熊本の玄関口の一つ「熊本駅」。
さまざまな取り組みや試行錯誤を経て今の熊本駅があることをご存知でしょうか?
今回は熊本駅、熊本駅周辺の移り変わりをご紹介します。
熊本のターミナル駅「熊本駅」
県内外の多くの人々が利用する、熊本のターミナル駅「熊本駅」。
多くの県庁所在地にあるターミナル駅といえば、地域の中でも活気があり賑わいを見せている場所の一つです。
しかし熊本駅周辺は、お世辞にも「活気がある」とは言えませんでした。
駅周辺には商業施設がなかった
九州新幹線の停車駅であり、豊肥本線・鹿児島本線という基幹ラインのターミナル駅でありながらも、駅周辺には大きな道路と高層マンション。人が集まるような場所はありませんでした。
また、熊本で一番活気のある繁華街いわゆる「まち」や、熊本城などからも2kmほど離れていて人が集まる場所というより、交通機関というだけのものでした。
高架化プロジェクト始動
熊本市は、1人1台車を持つといわれるほど「車社会」です。多くの場所で渋滞に悩まされることもしばしば。
そこで、さまざまな問題を解決すべく「在来線高架化プロジェクト」が始動しました。
プロジェクトは着々と進み、2018年3月17日からJR線の全ての電車が高架線路を走るようになりました。
熊本駅の新駅舎完成
明治24年の開業後、大正3年に二代目、昭和33年に三代目の新築・改築を経て、平成31年3月に四代目の熊本駅新駅舎が完成しました。
新駅舎のデザインは安藤忠雄氏が手掛けており、熊本城の強くて美しい石垣「武者返し」の反りをイメージしたといわれています。
白川口の駅前にはゆったりと広場が設けられ、普段は居心地の良い玄関口として、イベントの際にはイベント会場として熊本駅を盛り上げています。
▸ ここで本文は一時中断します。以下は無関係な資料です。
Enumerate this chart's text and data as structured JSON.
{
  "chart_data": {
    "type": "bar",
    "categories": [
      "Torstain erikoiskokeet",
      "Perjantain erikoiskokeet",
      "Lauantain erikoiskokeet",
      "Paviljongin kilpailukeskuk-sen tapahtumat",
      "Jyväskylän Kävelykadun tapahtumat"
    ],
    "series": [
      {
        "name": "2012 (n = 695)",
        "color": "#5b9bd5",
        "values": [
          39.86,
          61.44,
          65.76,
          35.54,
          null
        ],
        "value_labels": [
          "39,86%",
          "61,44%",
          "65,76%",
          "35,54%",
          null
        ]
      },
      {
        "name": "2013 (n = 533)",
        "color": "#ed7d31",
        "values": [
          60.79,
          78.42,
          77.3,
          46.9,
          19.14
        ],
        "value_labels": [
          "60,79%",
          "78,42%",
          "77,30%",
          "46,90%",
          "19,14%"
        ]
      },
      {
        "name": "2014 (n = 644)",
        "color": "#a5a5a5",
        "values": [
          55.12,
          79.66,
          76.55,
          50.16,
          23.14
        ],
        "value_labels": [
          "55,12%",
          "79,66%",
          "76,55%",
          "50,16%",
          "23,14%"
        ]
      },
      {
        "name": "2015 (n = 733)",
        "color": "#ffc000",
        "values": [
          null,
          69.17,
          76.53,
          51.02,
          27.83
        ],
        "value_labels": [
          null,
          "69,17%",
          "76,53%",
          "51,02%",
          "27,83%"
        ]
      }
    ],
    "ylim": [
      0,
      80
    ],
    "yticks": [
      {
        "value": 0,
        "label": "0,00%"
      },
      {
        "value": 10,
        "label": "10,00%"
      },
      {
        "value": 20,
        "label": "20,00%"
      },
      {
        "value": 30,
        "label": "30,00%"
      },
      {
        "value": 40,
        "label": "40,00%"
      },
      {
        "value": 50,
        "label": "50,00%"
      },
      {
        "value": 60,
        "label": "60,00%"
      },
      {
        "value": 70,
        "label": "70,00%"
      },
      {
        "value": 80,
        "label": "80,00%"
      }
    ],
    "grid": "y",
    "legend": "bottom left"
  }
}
さらに、駅前広場には大きな屋根が設置されており、雨の日にも濡れずに路面電車やタクシー乗り場へ行くことができるようになったことも、日常的に熊本駅を利用する人や観光客に嬉しいポイントです。
つながる白川口と新幹線口
以前から熊本駅で他県民を悩ませていた出口の分かりにくさ。
白川口(東口)と新幹線口(西口)の間に線路があり、わざわざ地下通路を通らなければ移動できませんでした。
しかしこの問題が、高架化のおかげで解決されたのです。出口の間にあった線路がなくなり、1階での行き来ができるようになりました。
肥後よカモン市場
さらに、食事処や土産物店が軒を連ねている「肥後よかモン市場」が開設され、観光客はもちろん、多くの熊本県民も利用しています。
手前のエリアでは、さまざまな熊本の郷土料理、馬刺し、辛子蓮根、老舗の和菓子や洋菓子、熊本銘菓を購入することができます。
さらに、奥のエリアでは、九州や熊本のグルメや地酒などをゆっくりと味わえる飲食店が立ち並びます。
ちなみに入口では駅長さんの制服を着たくまモンがお出迎えしてくれます。
アミュプラザ熊本誕生!
2021年4月には熊本駅のすぐ隣に大型複合ビル「アミュプラザ熊本」が誕生しました。
ビル内には、ファッション・雑貨・飲食店、さらにホテルや結婚式場なども入っており、「博多駅ビル」に次ぐ九州圏内では2番目の規模です。
初年度はコロナ禍のオープンということもあり、目指していた来場者数には届きませんでした。
しかし2022年は行動制限の緩和や駅前広場や館内でのイベントなどで、徐々に来場者数を伸ばしていっています。
副都心をめざす熊本と熊本駅に期待
在来線の高架化による渋滞緩和や大型駅ビル「アミュプラザ熊本」の誕生と、熊本駅周辺の人の流れを変えるプロジェクトが次々に行われている熊本駅。進化を続ける熊本駅に今後も期待しています。